Akram, 44, was shot and killed when an FBI SWAT team stormed the Congregation Beth Israel synagogue in Colleyville, Texas, near Fort Worth, at around 9 p.m. local time, following a 10-hour standoff in which four people were taken hostage.
Colleyville Police Chief Michael Miller confirmed at a press conference late on Jan. 15 that the suspect had been killed.
All the hostages were rescued unharmed, Texas Gov. Greg Abbott announced.
“Prayers answered. All hostages are out alive and safe,” Abbott said in a Jan. 15 post on Twitter.
While it’s not clear why Akram targeted the synagogue, he was heard ranting on a Facebook livestream of the services and demanding the release of Pakistani neuroscientist Aafia Siddiqui, who was convicted of trying to kill U.S. Army officers in Afghanistan. Convicted in 2010 by a New York federal court, Siddiqui is serving an 86-year sentence at Carswell Air Force Base near Fort Worth, about 15 miles away from Colleyville, the location of the synagogue.

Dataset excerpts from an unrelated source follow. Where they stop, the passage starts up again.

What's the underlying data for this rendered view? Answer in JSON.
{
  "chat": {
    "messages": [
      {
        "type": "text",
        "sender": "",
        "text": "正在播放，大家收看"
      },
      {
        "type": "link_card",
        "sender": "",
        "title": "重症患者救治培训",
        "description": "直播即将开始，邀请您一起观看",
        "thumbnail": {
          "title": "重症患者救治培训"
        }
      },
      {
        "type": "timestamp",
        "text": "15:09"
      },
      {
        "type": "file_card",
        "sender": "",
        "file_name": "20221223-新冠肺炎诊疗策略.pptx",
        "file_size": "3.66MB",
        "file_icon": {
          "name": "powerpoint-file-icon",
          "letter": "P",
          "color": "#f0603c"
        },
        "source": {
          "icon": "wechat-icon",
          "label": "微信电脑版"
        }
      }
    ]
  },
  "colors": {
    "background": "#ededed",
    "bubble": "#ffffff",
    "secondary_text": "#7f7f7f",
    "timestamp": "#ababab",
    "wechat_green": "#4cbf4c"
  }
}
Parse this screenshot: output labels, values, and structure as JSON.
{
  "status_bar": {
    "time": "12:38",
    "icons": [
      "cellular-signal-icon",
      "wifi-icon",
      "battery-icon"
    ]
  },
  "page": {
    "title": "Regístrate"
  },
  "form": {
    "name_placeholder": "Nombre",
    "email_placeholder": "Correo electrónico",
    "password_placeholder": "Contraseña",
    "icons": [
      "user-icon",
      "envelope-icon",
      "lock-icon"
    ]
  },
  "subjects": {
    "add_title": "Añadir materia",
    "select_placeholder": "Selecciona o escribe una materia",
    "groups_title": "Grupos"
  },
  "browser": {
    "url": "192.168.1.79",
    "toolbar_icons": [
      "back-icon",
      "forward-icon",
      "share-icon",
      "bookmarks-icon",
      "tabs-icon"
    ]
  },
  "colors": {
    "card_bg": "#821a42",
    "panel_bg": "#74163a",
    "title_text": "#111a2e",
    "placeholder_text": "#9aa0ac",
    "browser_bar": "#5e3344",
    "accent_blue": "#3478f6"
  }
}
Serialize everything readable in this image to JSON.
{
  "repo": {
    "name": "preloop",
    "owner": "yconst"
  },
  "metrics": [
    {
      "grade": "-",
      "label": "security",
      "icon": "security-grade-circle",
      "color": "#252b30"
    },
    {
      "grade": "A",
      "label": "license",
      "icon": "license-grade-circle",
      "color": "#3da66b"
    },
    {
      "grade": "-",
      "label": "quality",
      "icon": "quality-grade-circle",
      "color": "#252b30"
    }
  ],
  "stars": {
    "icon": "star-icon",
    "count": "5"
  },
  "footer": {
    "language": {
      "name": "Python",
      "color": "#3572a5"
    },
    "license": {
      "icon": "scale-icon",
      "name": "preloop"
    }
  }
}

Texas resident Victoria Francis told The Associated Press that she watched about an hour of the livestream before it cut out, adding that she heard the man rant against America and claim he had a bomb.
“He was just all over the map. He was pretty irritated and the more irritated he got, he’d make more threats, like, ‘I’m the guy with the bomb. If you make a mistake, this is all on you.’ And he’d laugh at that,” she said. “He was clearly in extreme distress.”
FBI special agent in charge Matthew DeSarno said on Jan. 16 that there was no indication other individuals besides Akram were involved.
UK Foreign Secretary Liz Truss condemned the assailant’s actions in a tweet.
“My thoughts are with the Jewish community and all those affected by the appalling act in Texas. We condemn this act of terrorism and anti-semitism,” she wrote.
“We stand with US in defending the rights and freedoms of our citizens against those who spread hate.”
Karen Pierce, British ambassador to the United States, in a series of tweets thanked U.S. law enforcement “for their brave efforts in securing the safe release of those held” while condemning the incident as a “shocking act on people practicing their faith.”
“The UK & US stand shoulder to shoulder in defiance of terrorism and in defence of the fundamental rights and freedoms of our citizens,” Pierce added.
President Joe Biden said in a statement that the coming days would likely bring more clarity around the motivations of the hostage-taker, and he vowed to stand against anti-Semitism.
White House national security adviser Jake Sullivan told CBS News on Jan. 16 that the hostage situation was an act of “terrorism” and “anti-Semitism.”
The Associated Press contributed to this report.